YouTube Transcript Downloader with Webshare Proxy
A simple, reliable Python script to download English transcripts from YouTube playlists or single videos and save them as clean, paragraph-grouped Markdown files. Be aware that the final transcript will only be as good as the original automated YouTube transcript.
- Bypasses YouTube IP blocks using Webshare rotating residential proxies
- Saves each video as a formatted .md file with title, YouTube link, and readable transcript
- Includes automatic run-on paragraph detection and a final report
- Supports both playlist and single-video modes
- Prompts for Webshare credentials (no hard-coded secrets)
- 60-second delay between videos (skipped after the last one)
- Skips already-existing files to prevent overwriting good transcripts
- Continues asking for more URLs until you quit
Features
- Playlist or single-video fetching
- Run-on text detection & report at the end (flags files with very long unbroken paragraphs)
- Retries on transient proxy errors
- No unnecessary pause after the final video
- --single command-line flag for single-video mode
- Safe credential handling (prompted once per run)
Requirements
- Python 3.8+
- Install dependencies:
pip install youtube-transcript-api yt-dlp
Setup – Webshare Rotating Residential proxies (Required)
YouTube aggressively blocks repeated caption requests, even from residential IPs. This script uses Webshare rotating residential proxies — the method recommended by the youtube-transcript-api maintainer.
Steps to set up Webshare
- Go to
https://www.webshare.io - Sign up (free tier gives 10 proxies / 1 GB trial — enough for testing)
- Select
Rotating Residentialproxies (important: not datacenter or static residential) - Upgrade to a paid plan if needed
- Rotating Residential Proxy w/ 1 GB: ~$3.50/GB (as of Feb 2026)

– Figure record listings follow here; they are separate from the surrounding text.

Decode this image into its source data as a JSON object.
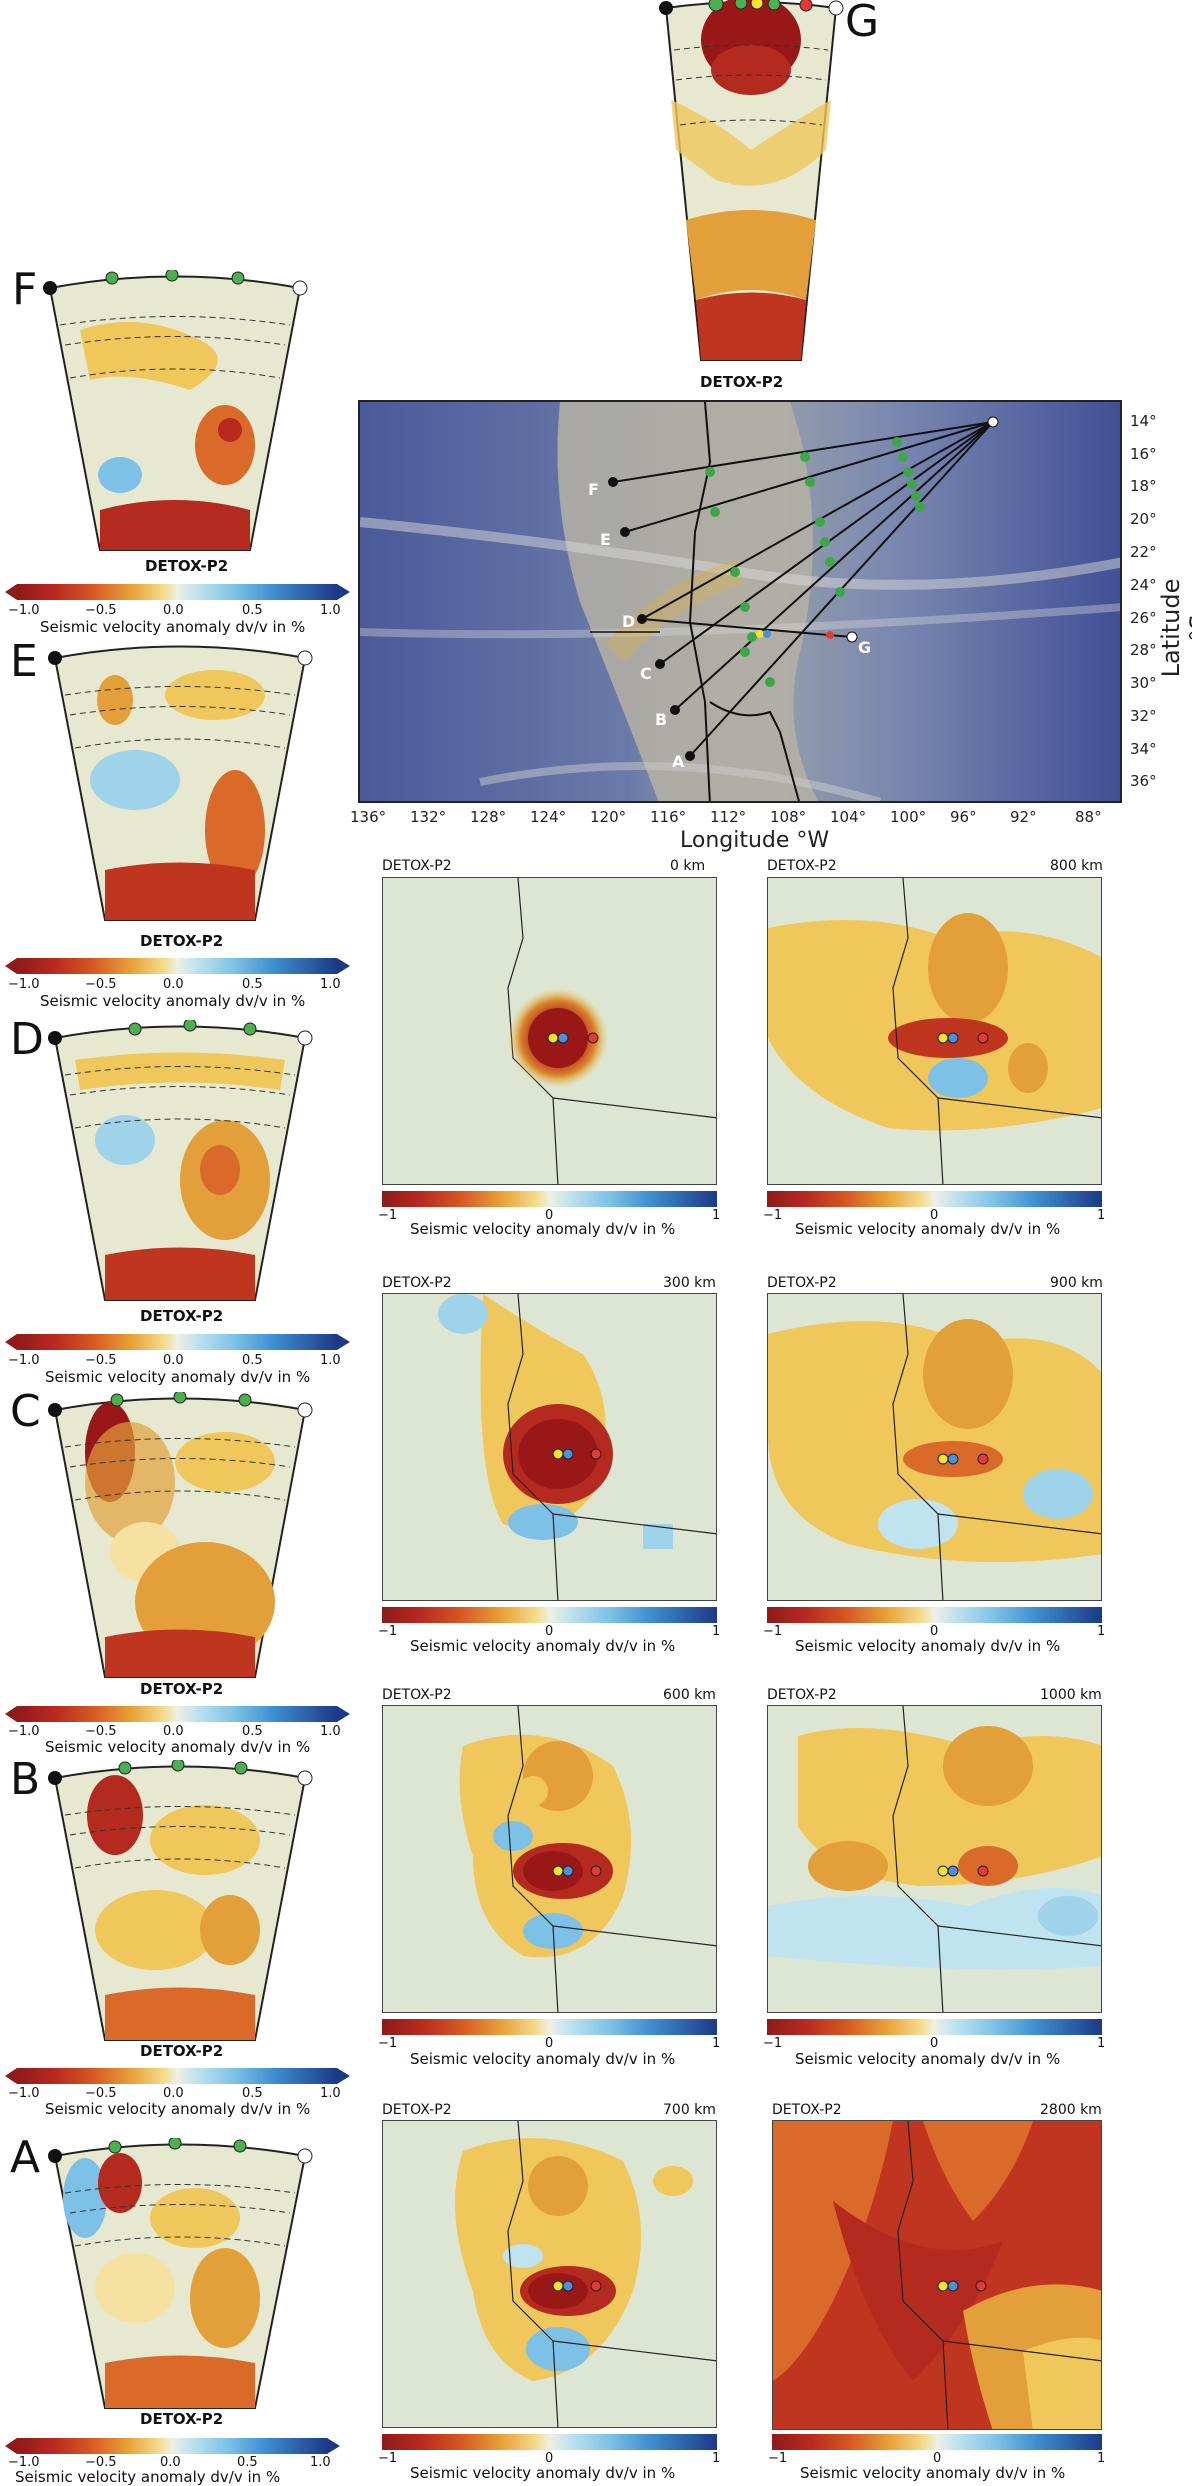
{
  "cross_sections": {
    "model": "DETOX-P2",
    "panels": [
      {
        "letter": "G"
      },
      {
        "letter": "F"
      },
      {
        "letter": "E"
      },
      {
        "letter": "D"
      },
      {
        "letter": "C"
      },
      {
        "letter": "B"
      },
      {
        "letter": "A"
      }
    ],
    "colorbar": {
      "ticks": [
        "−1.0",
        "−0.5",
        "0.0",
        "0.5",
        "1.0"
      ],
      "label": "Seismic velocity anomaly dv/v in %"
    }
  },
  "map": {
    "latitude_label": "Latitude °S",
    "longitude_label": "Longitude °W",
    "lat_ticks": [
      "14°",
      "16°",
      "18°",
      "20°",
      "22°",
      "24°",
      "26°",
      "28°",
      "30°",
      "32°",
      "34°",
      "36°"
    ],
    "lon_ticks": [
      "136°",
      "132°",
      "128°",
      "124°",
      "120°",
      "116°",
      "112°",
      "108°",
      "104°",
      "100°",
      "96°",
      "92°",
      "88°"
    ],
    "point_labels": [
      "F",
      "E",
      "D",
      "C",
      "B",
      "A",
      "G"
    ]
  },
  "depth_slices": {
    "model": "DETOX-P2",
    "slices": [
      {
        "depth": "0 km"
      },
      {
        "depth": "800 km"
      },
      {
        "depth": "300 km"
      },
      {
        "depth": "900 km"
      },
      {
        "depth": "600 km"
      },
      {
        "depth": "1000 km"
      },
      {
        "depth": "700 km"
      },
      {
        "depth": "2800 km"
      }
    ],
    "colorbar": {
      "ticks": [
        "−1",
        "0",
        "1"
      ],
      "label": "Seismic velocity anomaly dv/v in %"
    }
  },
  "colors": {
    "dark_red": "#9e1b1b",
    "red": "#c8341f",
    "orange": "#d9852a",
    "yellow": "#f0c75a",
    "pale_yellow": "#f5e2a0",
    "neutral": "#dde6d2",
    "light_blue": "#9fd3ea",
    "blue": "#3f8fd0",
    "dark_blue": "#1b3f8f",
    "marker_green": "#4caf50",
    "marker_yellow": "#f7e32d",
    "marker_blue": "#4a90e2",
    "marker_red": "#e53935"
  }
}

- Bandwidth usage for transcripts is tiny (<1 MB for 10–20 videos)
- After activation:
- Go to Dashboard → Proxy List or Proxy Settings
- Locate your Proxy Username and Proxy Password
- These are what the script prompts for when you run it
Key notes about Webshare
- Always use Residential rotating proxies — datacenter/static ones get blocked quickly
- You can cancel anytime — no long-term commitment
- A free trial is usually sufficient for one playlist or a few videos
-
Clone or download the repo git clone
https://github.com/yourusername/transcriptPhorge.gitcd transcriptPhorge -
Install dependencies
pip install youtube-transcript-api yt-dlp -
Run the script
Playlist mode (default – fetches entire playlists):
python transcriptPhorge.py
Single-video mode (fetch one video at a time):
python transcriptPhorge.py --single
What happens when you run it
- Prompts for your Webshare username and password (only once per run)

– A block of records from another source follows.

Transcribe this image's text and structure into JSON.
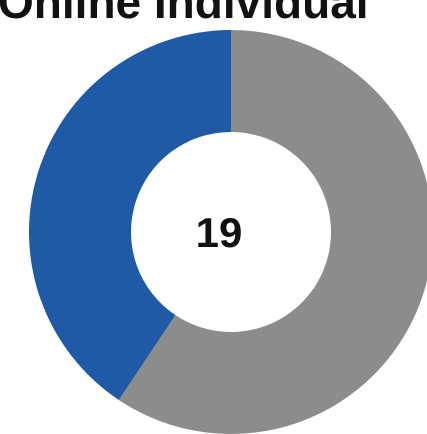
{
  "chart_data": {
    "type": "donut",
    "title": "Online Individual",
    "values": [
      19,
      13
    ],
    "colors": [
      "#8c8c8c",
      "#1f5aa6"
    ],
    "center_value_index": 0
  }
}
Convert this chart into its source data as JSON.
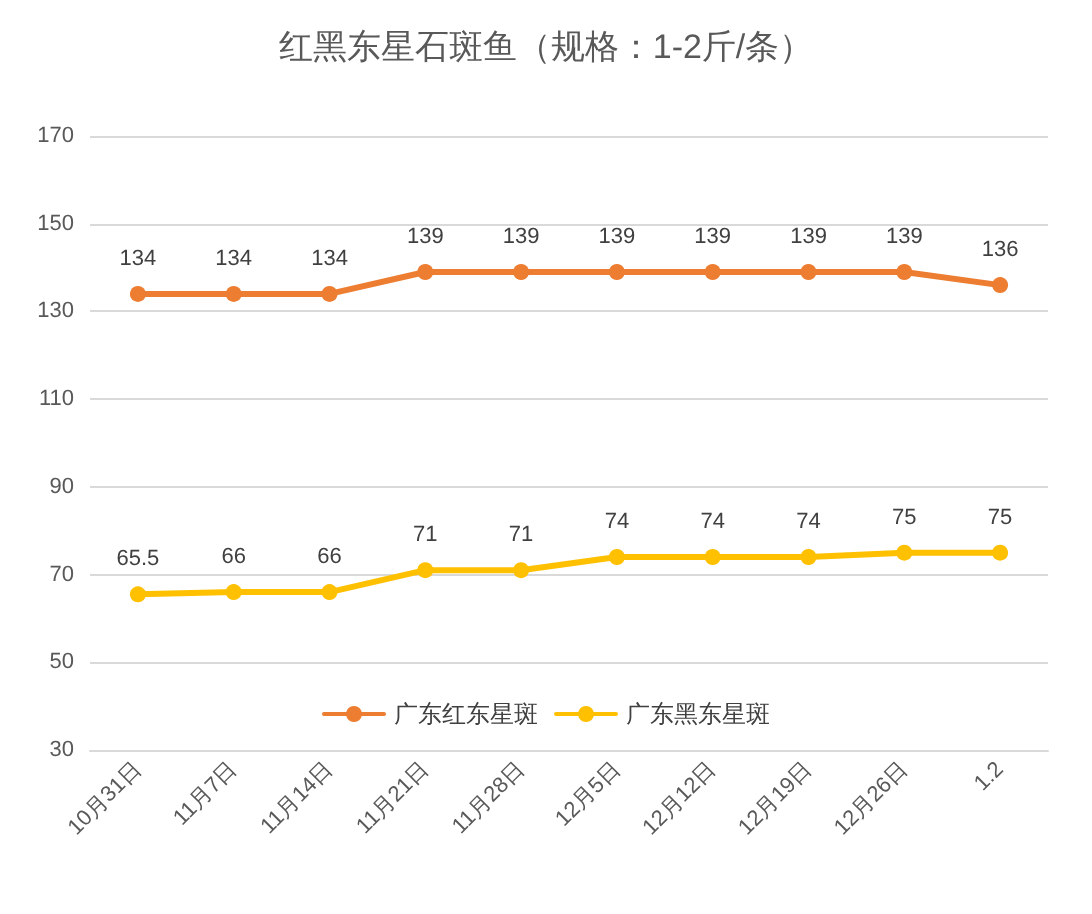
{
  "chart_data": {
    "type": "line",
    "title": "红黑东星石斑鱼（规格：1-2斤/条）",
    "categories": [
      "10月31日",
      "11月7日",
      "11月14日",
      "11月21日",
      "11月28日",
      "12月5日",
      "12月12日",
      "12月19日",
      "12月26日",
      "1.2"
    ],
    "series": [
      {
        "name": "广东红东星斑",
        "color": "#ed7d31",
        "values": [
          134,
          134,
          134,
          139,
          139,
          139,
          139,
          139,
          139,
          136
        ]
      },
      {
        "name": "广东黑东星斑",
        "color": "#ffc000",
        "values": [
          65.5,
          66,
          66,
          71,
          71,
          74,
          74,
          74,
          75,
          75
        ]
      }
    ],
    "ylim": [
      30,
      170
    ],
    "yticks": [
      30,
      50,
      70,
      90,
      110,
      130,
      150,
      170
    ],
    "grid": "y",
    "legend": "bottom",
    "marker": "circle",
    "line_style": "solid",
    "data_labels": true
  }
}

- Asks for a playlist URL (or video URL in --single mode)
- Processes each video:
- Fetches transcript via Webshare proxy
- Saves as numbered Markdown file in transcripts/ folder
- Pauses 60 seconds between videos (skipped after last one)
- After finishing:
- Shows a Run-on Report if any files have very long, unbroken paragraphs
- Asks if you want to process another playlist/video
Press Enter (leave input empty) to quit when done.
Suggestion: Re-fetch these individually or manually break long paragraphs.
Customization
- Change
RUN_ON_THRESHOLD = 1200(top of script) to adjust run-on detection sensitivity - Modify
time.sleep(60)to change delay between videos - Remove
filter_ip_locations=["us"]for global IP rotation (may be slower) - Add more retries or logging as needed
Limitations & Notes
- Only fetches English captions (en)
- Requires YouTube captions (auto or manual)
- Webshare residential proxy is essential — free proxies, Tor, or VPNs usually get blocked
- Auto-captions may contain typos, filler words ("um", "uh"), or long run-on sections (especially in Q&A/monologue videos)
License
Licensed under the GNU General Public License v3.0 (GPL-3.0). This means you can freely use, modify, and distribute this software, provided that:
- You disclose the source code of your modifications
- You license your modifications under the same GPL-3.0 license
- You preserve the original copyright notices and disclaimers
- See the LICENSE file for the complete text of the GPL-3.0 license.